Le gqom sud-africain voyage et s’échange sur WhatsApp, au point que producteurs, artistes et public ont investi l’application, devenue décisive dans le processus créatif du genre. Explications avec Mikolaj, DJ polonais (Basy Tropikalne) féru de gqom et abonné à ces groupes.


Apparu en 2010 dans les townships de Durban, en Afrique du Sud, le gqom est un sous-genre de sa grande sœur née à Chicago il y a trente ans, la house music. Musique de danse, avec un son brut et ses beats saccadés, qui comprend des sous-éléments du kwaito et de la house de Durban, le gqom s’est rapidement développée au-delà des soirées de Durban dans lesquelles elle est née, propagée notamment grâce à des canaux de diffusion assez originaux.

D’une part, comme l’évoque le documentaire Woza Taxi, réalisé en 2016 par la radio romaine Crudo, le rôle des chauffeurs de taxi de Durban qui passent des tracks de gqom a été décisif dans la diffusion du genre. Nan Kolè, le boss du label GQOM OH, raconte pour le magazine FADER : «Avoir son track qui passe dans un taxi, c’est le test ultime et c’est aussi un super outil de promotion. Si un taxi met ton morceau, alors il peut rapidement devenir un hit, surtout dans certains quartiers. »
D’autre part, l’application WhatsApp, est très populaire en Afrique au point que la plateforme est aussi exploitée pour partager des newsletters, des invitations à des événements… Et ses groupes privés sont devenus le rendez-vous pour les jeunes artistes, producteurs de Gqom pour s’envoyer des tracks, maquettes entre eux.

DJ Lag, devenu porte étendard du style, a d’ailleurs sorti son 1er EP Trip to New York en téléchargement gratuit sur WhatsApp sur un groupe privé de 700 personnes.

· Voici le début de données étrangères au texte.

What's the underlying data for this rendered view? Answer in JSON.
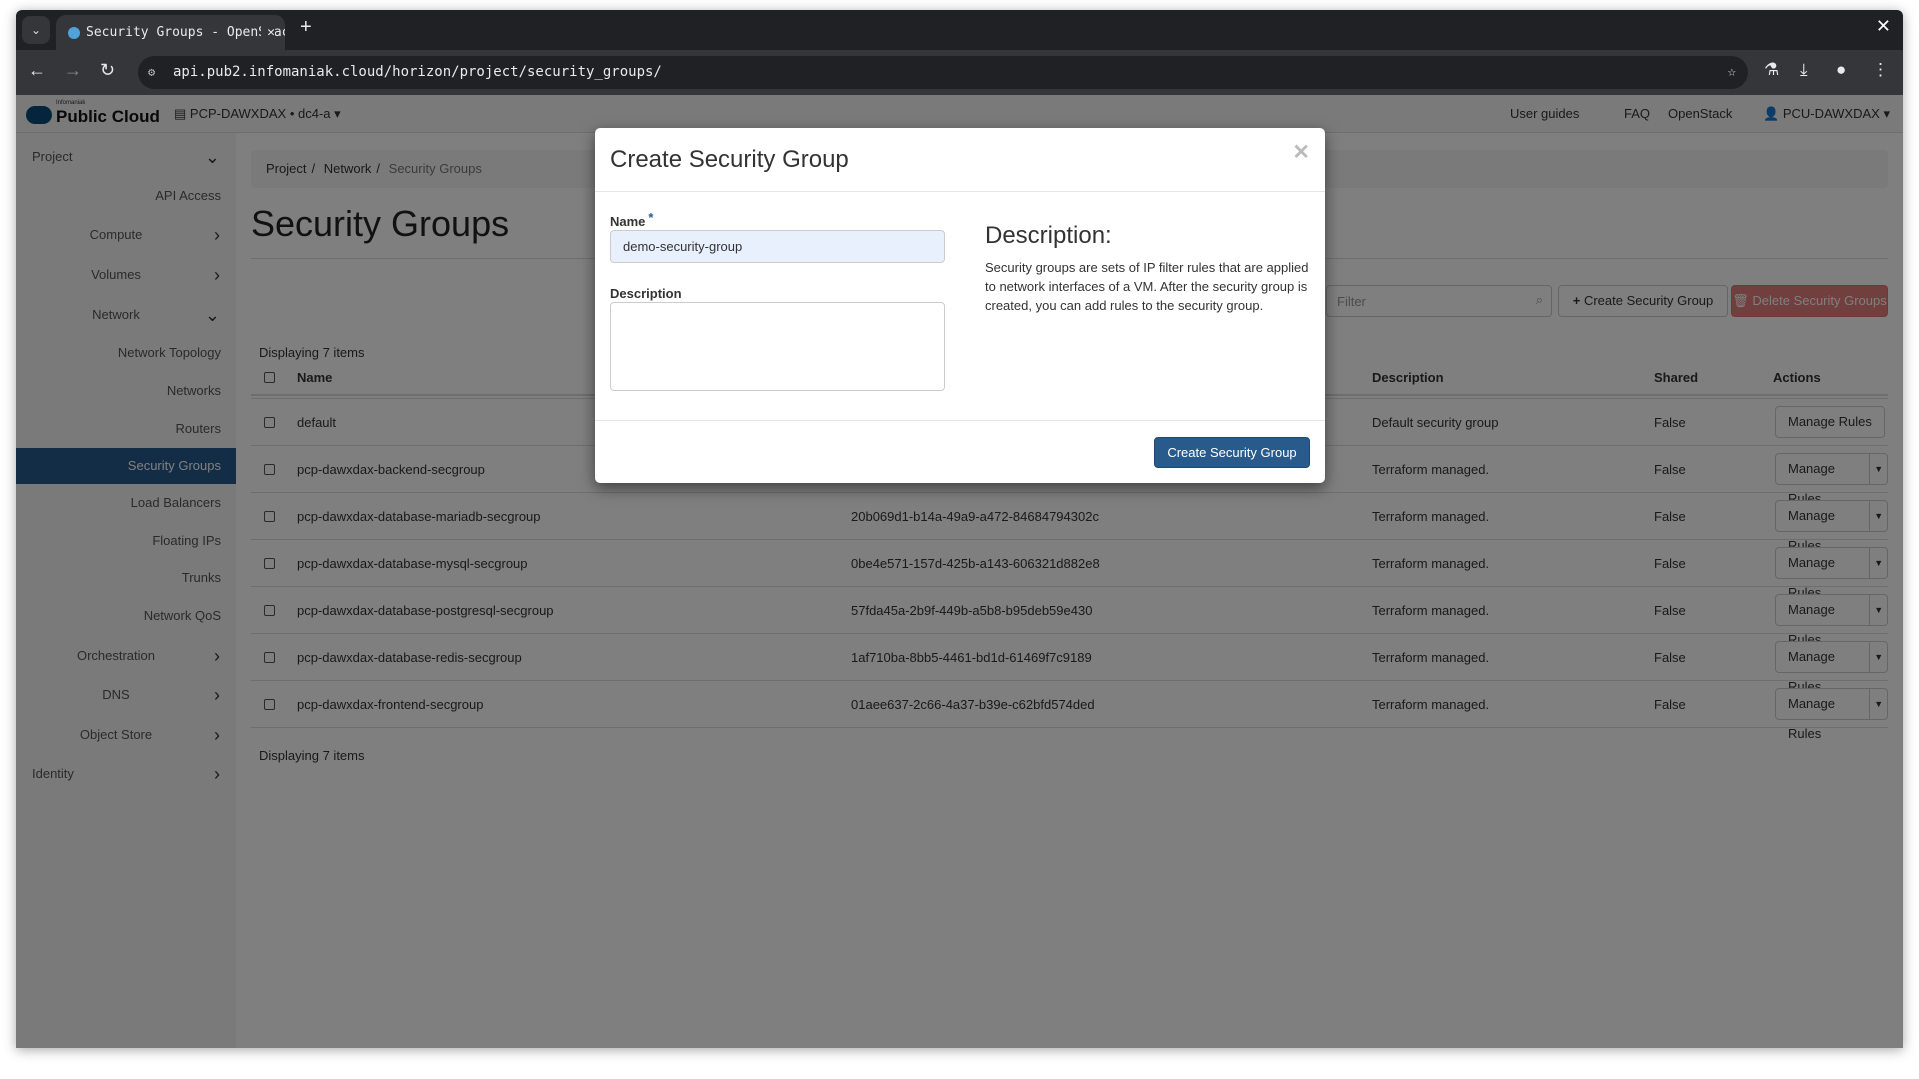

Relayé par les médias américains et européens spécialisés, Trip to New York aura largement participé à la reconnaissance du genre.

En Mars dernier, Mikolaj fondateur de Basy Tropikalne, label et radio show sur la promotion des musiques électroniques de producteurs africains et latino-américains,  nous a contactés pour faire la promotion de son dernier mix gqom. Quand il nous expliqua que les titres qu’ils sélectionnaient tous les mois pour son mix provenaient de groupes WhatsApp, il nous a paru évident d’en savoir plus sur ces fameux groupes privés de la plateforme américaine. Rencontre. 

Comment as-tu connu le gqom ?


J’ai eu la chance d’entendre du gqom assez tôt – pour un Européen, évidemment. C’était juste après les premières sorties du label
Gqom Oh! en 2015, avec Goon Club Allstars et TOWNSHIPTECH. Je me souviens avoir joué ces titres dans mon programme radio Basy Tropikalne fin 2015. J’ai même un souvenir très précis de la toute première fois que j’ai entendu cette musique. Le son était était tellement différent de tout ce que je connaissais, tellement nouveau à mes oreilles que j’ai immédiatement craqué dessus. Cela dit, cette musique était quand même très sombre et perturbante – par exemple, «Africa’s Cry» de Dominowe, qui ouvre la première vraie sortie de Gqom Oh! début 2016, et qui reste encore aujourd’hui un des mes morceaux gqom préférés. J’ai donc beaucoup hésité à jouer ce genre à la radio – je précise qu’il s’agit d’une radio publique – mais puisque mon programme commençait tard, vers 23h, je me suis finalement dit que ça correspondrait parfaitement à l’ambiance nocturne.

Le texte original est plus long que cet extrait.